Curbing Negative Behaviors in Kids With Autism

Kids with autism can struggle communicating their needs and sometimes use tantrums or self-harm to do so. An expert from Spark Center for Autism offers advice on how to stop these behaviors.

What would you do if you found out that your child was self-harming? The thought of it would be alarming to any parent, but for parents whose kids have autism, it can be a little trickier to navigate.

That’s because kids with autism learn differently than neurotypical children and sometimes they can struggle with communicating their wants and needs to the adults around them, Reena Naami, the owner and director of Spark Center for Autism, explains.

And when they want or need something that they can’t convey, they will sometimes turn to negative behaviors to get it.

“When a child is lacking communication or language (skills), whether they are non-vocal or not, we see problem behaviors because that’s how they have learned to access what they want or need,” Naami says. “(And) like the disorder itself, the range of behavior can be on a spectrum. Self-injury, property destruction, non-compliance (and) tantrums can be common.”

Most often, Naami sees kids that use tantrums as a form of communication, and explains that these behaviors can be inadvertently reinforced if we give in or by not teaching the child a better way to communicate.

“We talk about reinforcement with our parents a lot,” she says. “Telling (kids with autism) ‘no’ isn’t going to be enough. It’s not going to be an effective way to get them to communicate their needs in a more acceptable way.”

Instead, she suggests using positive reinforcement and praise when they are acting in a more positive way and modeling appropriate behaviors when they aren’t.

“We all kind of get into the habit of telling kids what not to do but by doing that we aren’t really giving them the tools on what to do instead,” she says. “It is usually more effective to tell them what to do, instead of what not to do. For example, let’s say your child is throwing toys or items inappropriately. Rather than saying “don’t throw,” it would be better to say, “you can play with it like this” and model the appropriate action. If you don’t teach them an alternative, you will often find that children will just replace the negative behavior with another negative behavior instead.

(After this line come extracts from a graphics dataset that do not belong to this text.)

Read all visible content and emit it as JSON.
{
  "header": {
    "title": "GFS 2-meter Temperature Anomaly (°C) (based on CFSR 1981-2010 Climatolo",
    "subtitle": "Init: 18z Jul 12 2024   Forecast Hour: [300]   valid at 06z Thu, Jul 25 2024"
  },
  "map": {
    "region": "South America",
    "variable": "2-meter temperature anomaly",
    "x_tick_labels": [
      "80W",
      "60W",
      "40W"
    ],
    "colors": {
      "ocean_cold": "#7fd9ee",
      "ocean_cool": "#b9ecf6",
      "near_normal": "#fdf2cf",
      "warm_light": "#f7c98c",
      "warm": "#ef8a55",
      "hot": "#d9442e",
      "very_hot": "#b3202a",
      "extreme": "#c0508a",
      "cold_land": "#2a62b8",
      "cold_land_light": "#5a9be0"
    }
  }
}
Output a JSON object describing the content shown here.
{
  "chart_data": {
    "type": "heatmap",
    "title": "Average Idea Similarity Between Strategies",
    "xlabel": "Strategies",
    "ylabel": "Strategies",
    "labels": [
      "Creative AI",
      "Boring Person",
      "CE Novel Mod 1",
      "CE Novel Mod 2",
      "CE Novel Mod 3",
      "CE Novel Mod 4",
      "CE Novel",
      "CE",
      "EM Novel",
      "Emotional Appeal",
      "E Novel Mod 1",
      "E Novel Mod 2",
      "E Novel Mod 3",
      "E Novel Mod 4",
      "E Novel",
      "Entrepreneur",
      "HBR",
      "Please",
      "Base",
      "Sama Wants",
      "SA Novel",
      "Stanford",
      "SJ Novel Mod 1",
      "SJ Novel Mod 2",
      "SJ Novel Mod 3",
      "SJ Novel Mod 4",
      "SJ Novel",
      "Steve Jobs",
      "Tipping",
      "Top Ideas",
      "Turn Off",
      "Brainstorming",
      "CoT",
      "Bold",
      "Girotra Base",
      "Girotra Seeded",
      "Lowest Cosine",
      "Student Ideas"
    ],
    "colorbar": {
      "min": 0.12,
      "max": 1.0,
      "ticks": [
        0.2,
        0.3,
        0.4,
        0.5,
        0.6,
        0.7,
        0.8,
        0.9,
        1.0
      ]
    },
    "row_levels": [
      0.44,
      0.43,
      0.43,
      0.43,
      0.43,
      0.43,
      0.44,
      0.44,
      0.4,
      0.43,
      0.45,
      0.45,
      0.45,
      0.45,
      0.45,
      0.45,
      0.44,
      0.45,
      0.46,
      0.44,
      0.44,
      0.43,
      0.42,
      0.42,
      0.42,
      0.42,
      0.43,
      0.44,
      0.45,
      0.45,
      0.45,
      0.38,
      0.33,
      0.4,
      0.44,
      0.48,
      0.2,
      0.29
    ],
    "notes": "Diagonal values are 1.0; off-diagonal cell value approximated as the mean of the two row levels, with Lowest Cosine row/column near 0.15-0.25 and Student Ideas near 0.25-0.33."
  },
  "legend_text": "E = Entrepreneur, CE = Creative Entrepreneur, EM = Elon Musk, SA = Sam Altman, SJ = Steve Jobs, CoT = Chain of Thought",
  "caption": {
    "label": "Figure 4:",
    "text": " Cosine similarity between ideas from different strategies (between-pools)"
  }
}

“Start with pretty simple things that are easy to do and teach them those alternatives. If it’s really difficult to do then chances are it’s not going to happen,” she adds.

That said, if the child is engaging in more dangerous self-harming behavior, Naami says that the parent should get the child in to see a professional, like those at Spark Center, who will do a formal analysis on the child to see what’s going on.

“It does depend on the child, but self-injury can be a form of communication,” she says. “Maybe they are trying to escape an adverse situation and are engaging in self-injury to get away from that. Sometimes there’s something going on that is painful and they’re using it to mask the other pain. A lot of times we really need to delve into what is happening, so I always recommend seeking help when those behaviors do occur.”